Sojawachs, Rapswachs, Kokosmischungen oder Paraffin besitzen unterschiedliche Schmelz- und Dufttrageeigenschaften. Niedrigere Schmelzpunkte können frühere Duftabgabe begünstigen, während härtere Mischungen oft stabiler brennen. Notiere Chargen, Lieferanten und exakte Aufheiz- sowie Gießtemperaturen, weil kleine Abweichungen große Effekte zeigen. Teste Duftdosierungen stufenweise, um das Optimum unter regulatorischen Grenzen zu finden, ohne Überfrachtung, die zu schwammigem Brennverhalten oder Seifen- bzw. Wachsnoten führen kann.
Der richtige Docht hängt von Wachsmischung, Additiven, Gefäßdurchmesser und Farbstoffen ab. Zu groß erzeugt übermäßige Flamme, Ruß und rasche Verdunstung; zu klein verursacht Tunneln und schwachen Heißduft. Arbeite mit Vergleichssätzen verschiedener Dochtserien, notiere Flammenhöhe, Schmelzpoolbreite und Ruß nach festen Zeitpunkten. Kürze Dochte vor jedem Test konsequent, um reproduzierbare Bedingungen zu sichern und Fehlinterpretationen durch verkohlte Spitzen oder ungleichmäßige Anbrennphasen auszuschließen.
Breite Gläser fördern weiten Schmelzpool, benötigen aber oft stärker dimensionierte Dochte. Hohe, schmale Gefäße bündeln Wärme, riskieren aber Überhitzung im oberen Bereich. Die Glasdicke beeinflusst Temperaturpuffer und Nachwärme, was Duftentwicklung und Abbrennverhalten mitprägt. Miss Oberflächentemperaturen an definierten Punkten, protokolliere Raumzug und Unterlage, und prüfe, ob sich Hitzenester bilden, die Duftnoten zerschneiden oder das Wachs zu schnell flüssig werden lassen.

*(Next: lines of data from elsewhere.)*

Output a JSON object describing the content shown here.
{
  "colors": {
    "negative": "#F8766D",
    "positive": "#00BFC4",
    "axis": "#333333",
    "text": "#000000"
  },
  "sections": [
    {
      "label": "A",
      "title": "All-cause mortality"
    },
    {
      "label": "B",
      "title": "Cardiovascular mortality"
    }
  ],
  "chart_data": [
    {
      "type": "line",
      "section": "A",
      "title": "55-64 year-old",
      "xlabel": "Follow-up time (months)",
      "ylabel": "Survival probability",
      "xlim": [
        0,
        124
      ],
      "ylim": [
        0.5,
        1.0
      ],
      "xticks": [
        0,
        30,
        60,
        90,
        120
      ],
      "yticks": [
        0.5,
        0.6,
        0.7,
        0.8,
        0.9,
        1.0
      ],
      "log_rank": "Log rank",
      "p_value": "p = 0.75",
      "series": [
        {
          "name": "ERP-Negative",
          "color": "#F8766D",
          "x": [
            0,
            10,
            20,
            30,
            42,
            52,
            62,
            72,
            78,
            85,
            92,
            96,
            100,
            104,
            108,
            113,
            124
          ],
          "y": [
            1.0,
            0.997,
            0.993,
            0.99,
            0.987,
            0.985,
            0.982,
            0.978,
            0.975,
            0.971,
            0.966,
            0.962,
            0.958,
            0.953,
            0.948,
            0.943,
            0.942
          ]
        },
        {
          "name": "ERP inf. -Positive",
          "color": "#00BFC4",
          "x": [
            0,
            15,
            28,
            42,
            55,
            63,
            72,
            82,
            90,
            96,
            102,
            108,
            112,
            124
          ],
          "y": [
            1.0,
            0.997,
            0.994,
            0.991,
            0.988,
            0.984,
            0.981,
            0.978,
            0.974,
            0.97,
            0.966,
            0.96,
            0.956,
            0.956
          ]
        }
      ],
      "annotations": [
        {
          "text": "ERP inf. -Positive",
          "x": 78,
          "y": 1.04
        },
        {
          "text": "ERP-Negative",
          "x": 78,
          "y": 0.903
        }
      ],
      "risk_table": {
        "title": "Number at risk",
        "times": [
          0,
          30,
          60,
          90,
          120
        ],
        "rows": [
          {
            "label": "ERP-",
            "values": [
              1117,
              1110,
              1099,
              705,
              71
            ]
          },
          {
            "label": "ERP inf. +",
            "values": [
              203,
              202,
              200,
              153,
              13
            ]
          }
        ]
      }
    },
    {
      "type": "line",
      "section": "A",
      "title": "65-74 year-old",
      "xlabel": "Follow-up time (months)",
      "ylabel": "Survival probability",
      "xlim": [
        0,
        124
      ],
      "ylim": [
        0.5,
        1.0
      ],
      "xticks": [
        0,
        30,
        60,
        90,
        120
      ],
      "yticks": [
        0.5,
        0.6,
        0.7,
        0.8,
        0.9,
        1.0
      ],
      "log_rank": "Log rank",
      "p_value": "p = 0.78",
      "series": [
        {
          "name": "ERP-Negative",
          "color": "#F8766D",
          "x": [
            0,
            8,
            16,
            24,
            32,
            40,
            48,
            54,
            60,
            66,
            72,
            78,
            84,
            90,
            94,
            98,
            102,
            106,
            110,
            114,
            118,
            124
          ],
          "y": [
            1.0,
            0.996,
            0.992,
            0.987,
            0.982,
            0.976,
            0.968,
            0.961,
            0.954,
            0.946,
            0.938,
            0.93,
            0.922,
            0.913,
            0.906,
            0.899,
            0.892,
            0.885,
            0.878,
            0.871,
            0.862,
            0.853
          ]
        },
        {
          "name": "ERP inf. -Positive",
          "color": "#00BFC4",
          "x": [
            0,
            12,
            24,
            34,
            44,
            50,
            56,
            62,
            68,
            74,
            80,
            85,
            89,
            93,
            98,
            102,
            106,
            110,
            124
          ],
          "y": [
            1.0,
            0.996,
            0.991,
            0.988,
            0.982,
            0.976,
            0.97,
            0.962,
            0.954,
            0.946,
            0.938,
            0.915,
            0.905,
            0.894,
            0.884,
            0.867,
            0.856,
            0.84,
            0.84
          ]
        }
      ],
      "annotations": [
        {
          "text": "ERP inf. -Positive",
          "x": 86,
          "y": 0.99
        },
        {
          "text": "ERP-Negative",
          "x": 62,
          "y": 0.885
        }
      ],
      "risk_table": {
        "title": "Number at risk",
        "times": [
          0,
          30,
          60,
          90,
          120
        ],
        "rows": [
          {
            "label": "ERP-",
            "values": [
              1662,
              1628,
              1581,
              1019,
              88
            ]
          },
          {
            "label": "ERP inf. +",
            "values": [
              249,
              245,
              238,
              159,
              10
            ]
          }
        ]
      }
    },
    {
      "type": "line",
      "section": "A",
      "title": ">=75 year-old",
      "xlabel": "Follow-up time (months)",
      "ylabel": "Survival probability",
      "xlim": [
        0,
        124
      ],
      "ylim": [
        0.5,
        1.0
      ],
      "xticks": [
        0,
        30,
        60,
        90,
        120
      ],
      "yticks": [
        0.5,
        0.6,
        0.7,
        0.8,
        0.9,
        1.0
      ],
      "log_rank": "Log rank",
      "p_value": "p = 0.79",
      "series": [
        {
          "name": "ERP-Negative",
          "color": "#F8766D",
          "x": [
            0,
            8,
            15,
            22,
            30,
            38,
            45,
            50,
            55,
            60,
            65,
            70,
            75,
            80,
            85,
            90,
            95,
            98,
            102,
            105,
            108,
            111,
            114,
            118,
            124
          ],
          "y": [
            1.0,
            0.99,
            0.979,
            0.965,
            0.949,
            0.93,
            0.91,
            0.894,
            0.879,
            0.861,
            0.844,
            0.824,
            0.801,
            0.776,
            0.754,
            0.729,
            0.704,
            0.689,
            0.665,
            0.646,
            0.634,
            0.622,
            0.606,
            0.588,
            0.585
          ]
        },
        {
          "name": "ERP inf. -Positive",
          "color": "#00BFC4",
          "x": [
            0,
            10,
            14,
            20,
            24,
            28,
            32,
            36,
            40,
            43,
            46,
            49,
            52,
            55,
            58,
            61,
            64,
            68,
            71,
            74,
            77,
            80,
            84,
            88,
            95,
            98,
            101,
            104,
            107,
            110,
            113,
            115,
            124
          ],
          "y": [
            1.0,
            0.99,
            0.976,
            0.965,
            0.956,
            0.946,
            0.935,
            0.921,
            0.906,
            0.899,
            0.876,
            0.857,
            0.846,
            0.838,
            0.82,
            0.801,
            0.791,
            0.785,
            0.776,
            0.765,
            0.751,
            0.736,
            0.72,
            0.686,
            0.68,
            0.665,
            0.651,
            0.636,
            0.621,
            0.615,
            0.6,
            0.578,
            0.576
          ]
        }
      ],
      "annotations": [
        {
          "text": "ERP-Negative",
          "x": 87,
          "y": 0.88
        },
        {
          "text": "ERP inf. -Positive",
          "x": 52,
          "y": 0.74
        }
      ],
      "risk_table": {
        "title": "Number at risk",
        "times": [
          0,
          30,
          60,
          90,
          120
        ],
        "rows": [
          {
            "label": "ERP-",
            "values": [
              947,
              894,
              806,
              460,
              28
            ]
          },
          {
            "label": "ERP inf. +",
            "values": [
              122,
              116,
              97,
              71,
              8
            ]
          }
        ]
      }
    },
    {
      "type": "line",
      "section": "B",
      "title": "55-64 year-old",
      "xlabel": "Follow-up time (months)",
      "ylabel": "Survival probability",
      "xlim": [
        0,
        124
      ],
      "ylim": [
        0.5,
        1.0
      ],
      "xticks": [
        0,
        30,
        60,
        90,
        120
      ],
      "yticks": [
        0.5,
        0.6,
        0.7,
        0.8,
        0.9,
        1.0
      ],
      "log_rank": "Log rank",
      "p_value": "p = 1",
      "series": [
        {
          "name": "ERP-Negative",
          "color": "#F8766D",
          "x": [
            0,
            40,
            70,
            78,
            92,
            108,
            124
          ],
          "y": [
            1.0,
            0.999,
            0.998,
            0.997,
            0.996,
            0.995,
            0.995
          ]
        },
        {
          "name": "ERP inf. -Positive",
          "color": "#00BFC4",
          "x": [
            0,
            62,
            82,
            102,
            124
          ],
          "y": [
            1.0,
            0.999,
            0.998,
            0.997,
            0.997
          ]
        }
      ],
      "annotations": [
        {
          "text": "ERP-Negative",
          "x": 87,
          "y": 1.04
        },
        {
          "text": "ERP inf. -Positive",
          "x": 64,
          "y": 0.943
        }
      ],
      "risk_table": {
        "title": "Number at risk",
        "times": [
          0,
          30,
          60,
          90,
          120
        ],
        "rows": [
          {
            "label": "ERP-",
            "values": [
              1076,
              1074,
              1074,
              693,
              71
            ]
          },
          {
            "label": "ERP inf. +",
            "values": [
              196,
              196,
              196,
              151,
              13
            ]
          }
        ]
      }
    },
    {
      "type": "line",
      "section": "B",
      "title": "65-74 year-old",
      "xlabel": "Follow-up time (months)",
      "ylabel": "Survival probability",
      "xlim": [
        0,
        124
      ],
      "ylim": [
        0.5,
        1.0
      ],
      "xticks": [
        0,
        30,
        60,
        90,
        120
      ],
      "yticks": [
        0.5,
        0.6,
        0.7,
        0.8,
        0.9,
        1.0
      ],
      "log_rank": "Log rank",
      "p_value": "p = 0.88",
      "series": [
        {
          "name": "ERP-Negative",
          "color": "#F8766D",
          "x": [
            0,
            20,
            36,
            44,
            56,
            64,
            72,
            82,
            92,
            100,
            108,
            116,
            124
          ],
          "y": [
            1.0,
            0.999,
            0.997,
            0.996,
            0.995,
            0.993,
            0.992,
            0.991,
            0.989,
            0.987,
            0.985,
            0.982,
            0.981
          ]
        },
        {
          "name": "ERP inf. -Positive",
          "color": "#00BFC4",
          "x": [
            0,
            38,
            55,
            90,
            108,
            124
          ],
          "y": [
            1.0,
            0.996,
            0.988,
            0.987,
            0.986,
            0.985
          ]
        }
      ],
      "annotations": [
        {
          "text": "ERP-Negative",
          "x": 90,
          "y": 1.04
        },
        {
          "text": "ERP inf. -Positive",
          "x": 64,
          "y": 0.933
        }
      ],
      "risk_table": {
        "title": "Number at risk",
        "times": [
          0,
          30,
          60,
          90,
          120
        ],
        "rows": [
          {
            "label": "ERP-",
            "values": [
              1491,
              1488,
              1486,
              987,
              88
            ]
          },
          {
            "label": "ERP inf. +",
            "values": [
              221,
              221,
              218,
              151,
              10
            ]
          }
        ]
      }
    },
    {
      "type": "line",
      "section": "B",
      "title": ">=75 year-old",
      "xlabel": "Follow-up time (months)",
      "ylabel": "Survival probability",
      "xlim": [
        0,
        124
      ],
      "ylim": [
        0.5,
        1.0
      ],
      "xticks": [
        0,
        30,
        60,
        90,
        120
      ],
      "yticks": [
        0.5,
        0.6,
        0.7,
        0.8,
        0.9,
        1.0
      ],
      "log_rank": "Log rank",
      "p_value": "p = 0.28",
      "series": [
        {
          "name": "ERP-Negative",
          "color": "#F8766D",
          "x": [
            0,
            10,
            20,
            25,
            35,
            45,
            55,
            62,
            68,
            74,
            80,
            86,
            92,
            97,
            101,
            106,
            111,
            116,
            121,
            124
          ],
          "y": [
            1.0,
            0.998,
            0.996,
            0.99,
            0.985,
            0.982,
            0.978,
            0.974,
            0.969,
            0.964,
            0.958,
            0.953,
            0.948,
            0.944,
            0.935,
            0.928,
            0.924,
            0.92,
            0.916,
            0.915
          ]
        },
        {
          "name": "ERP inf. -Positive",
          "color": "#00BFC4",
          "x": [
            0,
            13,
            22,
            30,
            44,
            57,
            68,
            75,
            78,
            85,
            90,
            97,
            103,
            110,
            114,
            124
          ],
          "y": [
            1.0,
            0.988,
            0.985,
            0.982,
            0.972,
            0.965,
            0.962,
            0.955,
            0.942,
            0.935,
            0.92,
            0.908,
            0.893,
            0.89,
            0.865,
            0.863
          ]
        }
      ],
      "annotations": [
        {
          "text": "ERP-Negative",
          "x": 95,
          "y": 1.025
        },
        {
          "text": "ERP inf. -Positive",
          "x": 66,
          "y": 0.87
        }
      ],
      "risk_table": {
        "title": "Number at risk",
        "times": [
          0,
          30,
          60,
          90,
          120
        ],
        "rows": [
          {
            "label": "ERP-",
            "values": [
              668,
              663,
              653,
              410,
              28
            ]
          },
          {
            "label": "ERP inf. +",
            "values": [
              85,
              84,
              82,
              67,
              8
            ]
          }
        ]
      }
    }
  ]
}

Tunneln entsteht häufig durch unterdimensionierten Docht, zu kurze Brennzeiten oder zu harte Wachsmischungen. Teste einen Dochtsprung nach oben, verlängere die ersten Zyklen bis zum vollständigen Schmelzpool und erwäge Mischungen mit niedrigerem Schmelzpunkt. Dokumentiere Veränderungen anhand von Fotos nach festen Intervallen. Eine kleine Anekdote: Ein Wechsel von 7 auf 8 Millimeter Dochtbreite löste bei mir binnen zwei Abenden hartnäckiges Tunneln in winterkalten Räumen vollständig.

Übermäßige Rußbildung deutet oft auf zu große Dochte, zu hohe Duftdosierung oder luftige Zugbedingungen hin. Kürze den Docht konsequent, reduziere Ölanteile im erlaubten Rahmen, prüfe Farbstoffeinfluss und teste in zugarmer Umgebung. Ein leicht kleinerer Docht kann die Flamme beruhigen, während feine Rezepturkorrekturen das Verbrennen sauberer machen. Ziel ist glasnahe Klarheit, minimaler Rauch und ein ruhiges, gleichmäßiges Leuchten ohne dunkle Ablagerungen.

Fehlt Intensität, prüfe zunächst Reifezeit, Dosierung und Kompatibilität des Duftöls mit der Wachsbasis. Ein sanfter Temperaturanstieg beim Gießen verbessert oft die Bindung. In großen Räumen helfen breitere Schmelzpools und optimierte Dochtserien. Wichtig bleibt Balance: Mehr Duft ist nicht automatisch besser. Finde das Plateau, auf dem Noten präsent, rund und langlebig bleiben, ohne brenzlige Untertöne oder vordergründige Süße, die sich schnell erschöpfen.